Фанасис любил меня, и я его жалела, потому что он хороший человек. Он часто сидел молча и смотрел на меня страдальческим взглядом. У меня родилась странная мысль, в которой я не хотела признаться ни ему, ни себе. Я думала: «Как спокойно текла бы моя жизнь, если бы я была свободна и вышла замуж за Фанасиса!» Да, любимый мой, Фанасис сулил безмятежность, забвение, которого я искала. Я открывала ему все свои мысли, тем самым не отклоняясь от темы, занимавшей нас последнее время. Но, может быть, этим я невольно торопила его принять решение. Кто знает! Ясно только одно: я не нашла тогда в себе смелости заглянуть в свою душу. А он решился и попросил меня выйти за него замуж. Я, Стефанос, согласилась, приняла предложение, и мы стали обсуждать, как написать тебе об этом, – последнее занимало нас куда больше, чем жалкие мечты о нашей будущей совместной жизни. Но тут вмешалась твоя мать.
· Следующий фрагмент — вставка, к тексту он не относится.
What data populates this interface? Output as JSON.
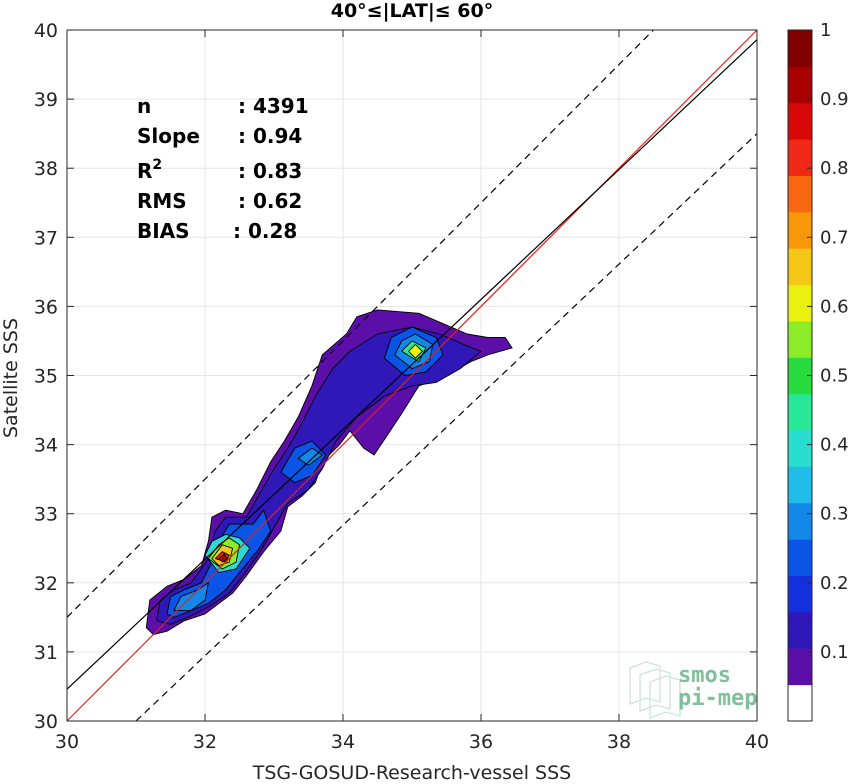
{
  "chart_data": {
    "type": "heatmap",
    "title": "40°≤|LAT|≤ 60°",
    "xlabel": "TSG-GOSUD-Research-vessel SSS",
    "ylabel": "Satellite SSS",
    "xlim": [
      30,
      40
    ],
    "ylim": [
      30,
      40
    ],
    "x_ticks": [
      "30",
      "32",
      "34",
      "36",
      "38",
      "40"
    ],
    "y_ticks": [
      "30",
      "31",
      "32",
      "33",
      "34",
      "35",
      "36",
      "37",
      "38",
      "39",
      "40"
    ],
    "grid": true,
    "colorbar": {
      "range": [
        0,
        1
      ],
      "ticks": [
        "0.1",
        "0.2",
        "0.3",
        "0.4",
        "0.5",
        "0.6",
        "0.7",
        "0.8",
        "0.9",
        "1"
      ],
      "levels": [
        "#ffffff",
        "#5c0fa8",
        "#3018b8",
        "#1430dc",
        "#0a55e6",
        "#1488e8",
        "#20bcea",
        "#28ddd0",
        "#28e898",
        "#28dc40",
        "#8cec28",
        "#eaf010",
        "#f5c818",
        "#f89808",
        "#f86810",
        "#f02818",
        "#d80808",
        "#a80000",
        "#800000"
      ]
    },
    "lines": [
      {
        "name": "1:1",
        "color": "#e0201a",
        "points": [
          [
            30,
            30
          ],
          [
            40,
            40
          ]
        ]
      },
      {
        "name": "fit",
        "color": "#000000",
        "points": [
          [
            30,
            30.46
          ],
          [
            40,
            39.86
          ]
        ]
      },
      {
        "name": "upper",
        "color": "#000000",
        "dashed": true,
        "points": [
          [
            30,
            31.5
          ],
          [
            38.5,
            40
          ]
        ]
      },
      {
        "name": "lower",
        "color": "#000000",
        "dashed": true,
        "points": [
          [
            31,
            30
          ],
          [
            40,
            38.5
          ]
        ]
      }
    ],
    "stats": [
      {
        "label": "n",
        "value": ": 4391"
      },
      {
        "label": "Slope",
        "value": ": 0.94"
      },
      {
        "label": "R",
        "sup": "2",
        "value": ": 0.83"
      },
      {
        "label": "RMS",
        "value": ": 0.62"
      },
      {
        "label": "BIAS",
        "value": ": 0.28"
      }
    ],
    "contours": [
      {
        "level": 0.05,
        "points": [
          [
            31.15,
            31.35
          ],
          [
            31.2,
            31.75
          ],
          [
            31.45,
            31.95
          ],
          [
            31.7,
            32.05
          ],
          [
            31.95,
            32.25
          ],
          [
            32.05,
            32.6
          ],
          [
            32.1,
            32.95
          ],
          [
            32.3,
            33.05
          ],
          [
            32.55,
            33.0
          ],
          [
            32.75,
            33.35
          ],
          [
            32.95,
            33.75
          ],
          [
            33.15,
            34.05
          ],
          [
            33.35,
            34.4
          ],
          [
            33.55,
            34.85
          ],
          [
            33.7,
            35.3
          ],
          [
            34.05,
            35.6
          ],
          [
            34.2,
            35.85
          ],
          [
            34.5,
            35.95
          ],
          [
            35.1,
            35.9
          ],
          [
            35.45,
            35.75
          ],
          [
            35.8,
            35.6
          ],
          [
            36.1,
            35.55
          ],
          [
            36.35,
            35.55
          ],
          [
            36.45,
            35.4
          ],
          [
            36.1,
            35.3
          ],
          [
            35.85,
            35.2
          ],
          [
            35.5,
            35.0
          ],
          [
            35.1,
            34.85
          ],
          [
            34.85,
            34.45
          ],
          [
            34.45,
            33.85
          ],
          [
            34.3,
            33.95
          ],
          [
            34.1,
            34.2
          ],
          [
            33.95,
            34.0
          ],
          [
            33.7,
            33.75
          ],
          [
            33.6,
            33.45
          ],
          [
            33.4,
            33.25
          ],
          [
            33.2,
            33.1
          ],
          [
            33.1,
            32.75
          ],
          [
            32.85,
            32.45
          ],
          [
            32.6,
            32.1
          ],
          [
            32.4,
            31.85
          ],
          [
            32.2,
            31.7
          ],
          [
            32.0,
            31.55
          ],
          [
            31.7,
            31.45
          ],
          [
            31.45,
            31.3
          ],
          [
            31.25,
            31.25
          ]
        ]
      },
      {
        "level": 0.1,
        "points": [
          [
            31.3,
            31.45
          ],
          [
            31.35,
            31.75
          ],
          [
            31.55,
            31.9
          ],
          [
            31.8,
            32.0
          ],
          [
            32.05,
            32.35
          ],
          [
            32.15,
            32.75
          ],
          [
            32.3,
            32.95
          ],
          [
            32.6,
            32.95
          ],
          [
            32.8,
            33.3
          ],
          [
            33.0,
            33.65
          ],
          [
            33.2,
            33.95
          ],
          [
            33.4,
            34.3
          ],
          [
            33.6,
            34.7
          ],
          [
            33.85,
            35.1
          ],
          [
            34.1,
            35.35
          ],
          [
            34.5,
            35.6
          ],
          [
            35.0,
            35.7
          ],
          [
            35.4,
            35.6
          ],
          [
            35.75,
            35.45
          ],
          [
            36.0,
            35.35
          ],
          [
            35.7,
            35.1
          ],
          [
            35.35,
            34.9
          ],
          [
            35.0,
            34.85
          ],
          [
            34.6,
            34.7
          ],
          [
            34.2,
            34.4
          ],
          [
            33.9,
            34.05
          ],
          [
            33.7,
            33.65
          ],
          [
            33.5,
            33.35
          ],
          [
            33.2,
            33.15
          ],
          [
            33.0,
            32.8
          ],
          [
            32.8,
            32.45
          ],
          [
            32.55,
            32.1
          ],
          [
            32.35,
            31.85
          ],
          [
            32.05,
            31.65
          ],
          [
            31.75,
            31.5
          ],
          [
            31.5,
            31.4
          ]
        ]
      },
      {
        "level": 0.2,
        "points": [
          [
            31.45,
            31.55
          ],
          [
            31.5,
            31.8
          ],
          [
            31.7,
            31.9
          ],
          [
            31.95,
            32.0
          ],
          [
            32.1,
            32.3
          ],
          [
            32.2,
            32.6
          ],
          [
            32.35,
            32.85
          ],
          [
            32.7,
            32.85
          ],
          [
            32.85,
            33.05
          ],
          [
            32.95,
            32.75
          ],
          [
            32.75,
            32.45
          ],
          [
            32.5,
            32.15
          ],
          [
            32.3,
            31.9
          ],
          [
            32.05,
            31.7
          ],
          [
            31.8,
            31.6
          ],
          [
            31.55,
            31.5
          ]
        ]
      },
      {
        "level": 0.3,
        "points": [
          [
            31.55,
            31.6
          ],
          [
            31.65,
            31.8
          ],
          [
            31.9,
            31.9
          ],
          [
            32.05,
            32.0
          ],
          [
            32.0,
            31.75
          ],
          [
            31.8,
            31.6
          ]
        ]
      },
      {
        "level": 0.2,
        "points": [
          [
            33.1,
            33.6
          ],
          [
            33.3,
            33.95
          ],
          [
            33.55,
            34.05
          ],
          [
            33.75,
            33.85
          ],
          [
            33.55,
            33.55
          ],
          [
            33.3,
            33.45
          ]
        ]
      },
      {
        "level": 0.3,
        "points": [
          [
            33.35,
            33.8
          ],
          [
            33.55,
            33.95
          ],
          [
            33.7,
            33.85
          ],
          [
            33.5,
            33.7
          ]
        ]
      },
      {
        "level": 0.2,
        "points": [
          [
            34.6,
            35.25
          ],
          [
            34.7,
            35.55
          ],
          [
            35.0,
            35.7
          ],
          [
            35.35,
            35.55
          ],
          [
            35.45,
            35.3
          ],
          [
            35.2,
            35.05
          ],
          [
            34.9,
            35.0
          ]
        ]
      },
      {
        "level": 0.3,
        "points": [
          [
            34.75,
            35.3
          ],
          [
            34.85,
            35.5
          ],
          [
            35.05,
            35.6
          ],
          [
            35.3,
            35.45
          ],
          [
            35.25,
            35.2
          ],
          [
            35.0,
            35.1
          ]
        ]
      },
      {
        "level": 0.45,
        "points": [
          [
            34.85,
            35.35
          ],
          [
            35.0,
            35.5
          ],
          [
            35.2,
            35.4
          ],
          [
            35.1,
            35.2
          ]
        ]
      },
      {
        "level": 0.6,
        "points": [
          [
            34.95,
            35.35
          ],
          [
            35.05,
            35.45
          ],
          [
            35.15,
            35.35
          ],
          [
            35.05,
            35.25
          ]
        ]
      },
      {
        "level": 0.4,
        "points": [
          [
            32.0,
            32.4
          ],
          [
            32.1,
            32.6
          ],
          [
            32.3,
            32.7
          ],
          [
            32.5,
            32.65
          ],
          [
            32.65,
            32.5
          ],
          [
            32.45,
            32.2
          ],
          [
            32.2,
            32.15
          ]
        ]
      },
      {
        "level": 0.55,
        "points": [
          [
            32.05,
            32.35
          ],
          [
            32.2,
            32.55
          ],
          [
            32.35,
            32.65
          ],
          [
            32.5,
            32.55
          ],
          [
            32.45,
            32.3
          ],
          [
            32.25,
            32.2
          ]
        ]
      },
      {
        "level": 0.65,
        "points": [
          [
            32.1,
            32.35
          ],
          [
            32.25,
            32.55
          ],
          [
            32.4,
            32.5
          ],
          [
            32.35,
            32.3
          ],
          [
            32.2,
            32.25
          ]
        ]
      },
      {
        "level": 0.85,
        "points": [
          [
            32.15,
            32.35
          ],
          [
            32.25,
            32.45
          ],
          [
            32.35,
            32.4
          ],
          [
            32.3,
            32.3
          ]
        ]
      },
      {
        "level": 0.95,
        "points": [
          [
            32.2,
            32.35
          ],
          [
            32.28,
            32.42
          ],
          [
            32.32,
            32.35
          ],
          [
            32.26,
            32.3
          ]
        ]
      }
    ]
  },
  "logo": {
    "line1": "smos",
    "line2": "pi-mep"
  }
}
Незадолго до того, как я покинула наш дом, я почувствовала, что она следит за мной. Она перестала говорить о тебе, совсем рта не открывала. Я была уверена, что она догадывается о принятом мною решении. Сколько ни пыталась я хоть намеком коснуться моего душевного состояния – упоминала о своем одиночестве, о годах, которые проходят, о том, что ты, наверно, никогда не вернешься, – она упорно хранила молчание. Но я ощущала неловкость, потому что она стала проявлять по отношению ко мне не свойственную ей заботливость: стирала мое белье, чистила туфли; чтобы я не зябла, накрывала меня ночью шинелью твоего покойного брата – раньше она висела в шкафу и твоя мать не позволяла никому к ней прикасаться. Меня всегда ожидал накрытый стол, и, пока я ела, она стояла рядом со мной и подавала мне. Короче говоря, я не могла понять, старалась ли она ухаживать за мной как твоя мать или как служанка. Вспомни, какой суровой и непреклонной женщиной была она прежде. И я признаюсь тебе теперь, что она никогда не любила меня. Она не способна была любить никого на свете, кроме тебя и твоих умерших братьев. Сама того не желая, она всегда презирала меня; ни ты, ни другие не замечали этого. Как многие старые крестьянки, она хотела, чтобы невестка была рабой в доме ее сына. И хотя она никогда не подавала виду, я была уверена, что меня она терпеть не может. Ее возмущало, что я ухожу рано утром, ни перед кем не отчитываясь, куда я иду и поздно ли вернусь, а ведь часто, когда затягивалось какое-нибудь собрание, я возвращалась только в полночь. Ее возмущало, что ты никогда не делал мне замечаний о беспорядке в шкафу, о грязи во дворе (одно время она нарочно не убирала нигде), о моей неумелой стряпне. Когда однажды мы с тобой поспорили о чем-то и ты признался под конец, что я права, она вся вспыхнула от гнева, услышав твои слова. Ты не понимал ее, хотя она и твоя мать. Только я видела, насколько страшным становился ее взгляд в такие минуты. Ее бесило, что я образованная, что я не разделяю ее предрассудков, не крещусь перед иконами, забываю ее кулинарные советы. Никогда она не помогала мне по хозяйству. Даже во время болезни я вставала, чтобы сварить обед.